SBS has welcomed its additional $15.1 million in funding in the 2016 Budget, on top of its base funding allocation over the next three years. An SBS media release states that the broadcaster considers the Budget recognises the value of SBS’s role in ‘collective efforts to promote social cohesion, and the changing media landscape in which SBS operates’.[12]

The Media, Entertainment and Arts Alliance (MEAA) considers public broadcasting has been ‘shortchanged’ in this Budget.[13] With regards to the ABC in particular, the MEAA argues that while base funding to the ABC has been maintained, there has been nothing done to restore previous ‘damage’ done in recent Budgets. It stresses also that the special funding measure for news services provides less funding with expectations that existing services can continue to be delivered.[14]

Andrew Dodd from the Swinburne University of Technology commented on the reduction in funding for news services, noting that the ABC’s Enhanced Newsgathering Program received $20.2 million in the last financial year of the Budget measure as introduced in 2013–14 compared with the funding now allocated for three years.
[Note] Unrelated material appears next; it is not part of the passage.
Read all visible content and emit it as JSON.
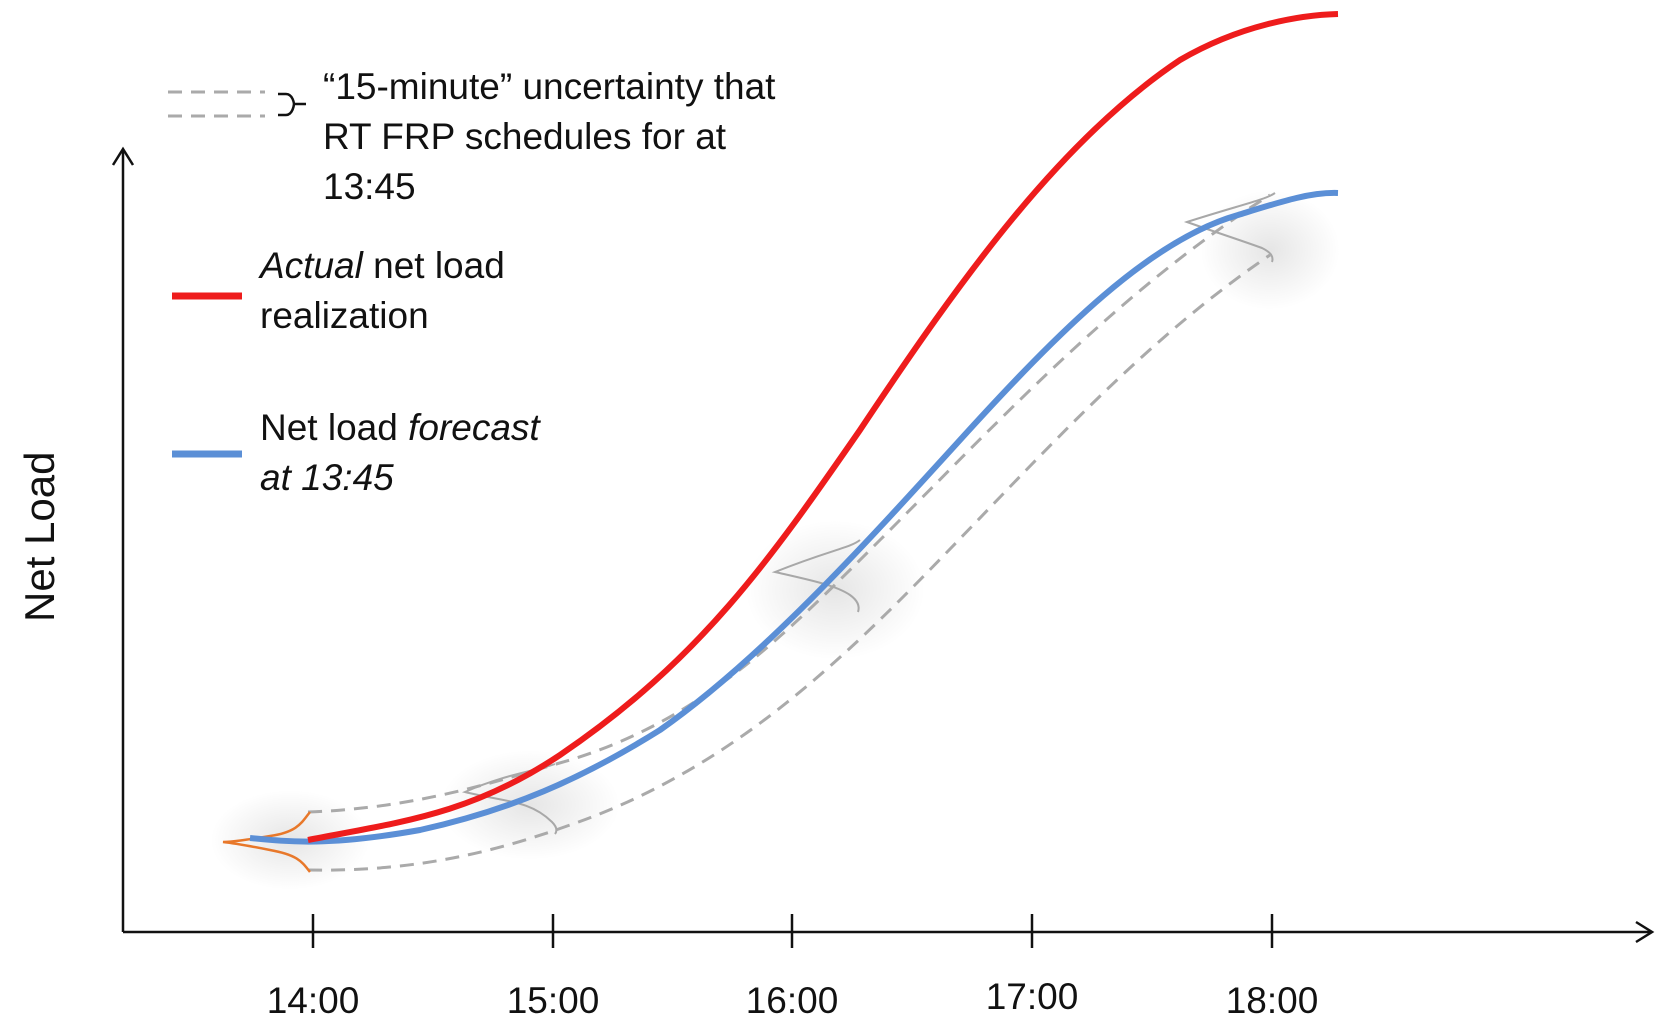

However, according to Associate Professor Dodd, the ABC ‘can take some comfort from the fact that it’s not in the government’s sights for another ideologically driven round of major cuts’.[15]

Friends of the ABC labelled the Budget cuts as ‘severe’ and its National Spokesperson, Ranald Macdonald believed the broadcaster was suffering a ‘death by a thousand cuts’.[16]
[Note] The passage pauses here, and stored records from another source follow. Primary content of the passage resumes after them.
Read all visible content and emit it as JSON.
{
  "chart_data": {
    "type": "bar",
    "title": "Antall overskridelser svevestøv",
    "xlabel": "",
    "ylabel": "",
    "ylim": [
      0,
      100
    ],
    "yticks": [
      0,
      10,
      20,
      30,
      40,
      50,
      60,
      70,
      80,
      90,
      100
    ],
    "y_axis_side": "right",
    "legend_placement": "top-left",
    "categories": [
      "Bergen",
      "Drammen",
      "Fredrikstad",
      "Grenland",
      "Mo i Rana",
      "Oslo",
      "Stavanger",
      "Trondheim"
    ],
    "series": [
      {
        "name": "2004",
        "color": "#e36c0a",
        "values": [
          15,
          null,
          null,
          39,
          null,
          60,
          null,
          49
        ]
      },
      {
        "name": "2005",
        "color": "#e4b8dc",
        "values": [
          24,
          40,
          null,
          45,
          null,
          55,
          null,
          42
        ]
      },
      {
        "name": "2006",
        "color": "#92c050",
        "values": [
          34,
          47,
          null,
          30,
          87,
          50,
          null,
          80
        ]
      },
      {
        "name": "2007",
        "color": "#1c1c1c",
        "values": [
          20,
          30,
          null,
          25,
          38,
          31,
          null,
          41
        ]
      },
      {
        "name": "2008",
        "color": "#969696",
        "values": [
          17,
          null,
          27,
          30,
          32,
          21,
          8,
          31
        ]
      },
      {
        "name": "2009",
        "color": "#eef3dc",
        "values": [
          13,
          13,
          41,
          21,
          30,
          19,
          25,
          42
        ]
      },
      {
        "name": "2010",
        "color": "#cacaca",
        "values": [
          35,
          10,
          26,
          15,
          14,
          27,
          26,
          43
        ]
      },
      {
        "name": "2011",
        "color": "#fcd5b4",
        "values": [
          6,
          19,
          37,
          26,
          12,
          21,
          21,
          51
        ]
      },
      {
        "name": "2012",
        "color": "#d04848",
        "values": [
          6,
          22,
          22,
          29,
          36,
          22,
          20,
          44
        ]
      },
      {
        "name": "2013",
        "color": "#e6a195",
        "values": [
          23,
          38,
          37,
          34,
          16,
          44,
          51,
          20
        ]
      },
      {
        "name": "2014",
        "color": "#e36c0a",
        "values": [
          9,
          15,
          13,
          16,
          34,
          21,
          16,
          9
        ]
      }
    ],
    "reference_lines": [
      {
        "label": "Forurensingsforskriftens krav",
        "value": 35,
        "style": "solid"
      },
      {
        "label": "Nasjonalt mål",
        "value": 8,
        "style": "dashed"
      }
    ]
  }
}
[1].          Australian Government, Budget measures: budget paper no. 2: 2016–17, 2016, p. 70.

[2].          Australian Government, Budget measures: budget paper no. 2: 2013–14, 2014, pp. 98–106.

[3].          Budget paper no. 2: 2016–17, p. 70, op. cit.

[4].          Budget paper no. 2: 2013–14, op. cit.

[5].          Australian Government, Portfolio budget statements 2016–17: budget related paper no. 1.3: Communications and Arts Portfolio, p. 318.

[6].          Communications Legislation Amendment (SBS Advertising Flexibility and Other Measures) Bill 2015

[7].          Australian Government, Portfolio Additional Estimates Statements 2015-16: Communications and the Arts Portfolio, p. 53.

[8].          Save Our SBS, SBS funding business as usual, media release, 3 May 2016.

[9].          Portfolio budget statements 2016–17, Communications and Arts Portfolio, p. 323, op. cit.

[10].       Australian Broadcasting Corporation (ABC), ABC 2016-2019 funding, media release, 3 May 2016.

[11].       C Knowlton, ABC cuts to come from budget?, Crikey, 4 May 2016.

[12].       Special Broadcasting Service (SBS), Australian audiences to benefit from SBS’s triennial funding outcome, media release, 3 May 2016.

[13].       Media, Arts and Entertainment Alliance, Budget 2016: arts and public broadcasting funding crisis continues as government maintains damaging course, media release, 3 May 2016.

[14].       Ibid. The Budget cuts referred to by the MEAA included the 2014 Budget cuts for base funding through a one per cent efficiency saving for each broadcaster which amounted to approximately $35.5 million for the ABC and $8.0 million for SBS.

[15].       Federal budget 2016: political experts react, The Conversation, 3 May 2016.

[16].       ABC Friends National, $50m Budget cuts over 3 years’, media release, 3 May 2016.

 

All online articles accessed May 2016.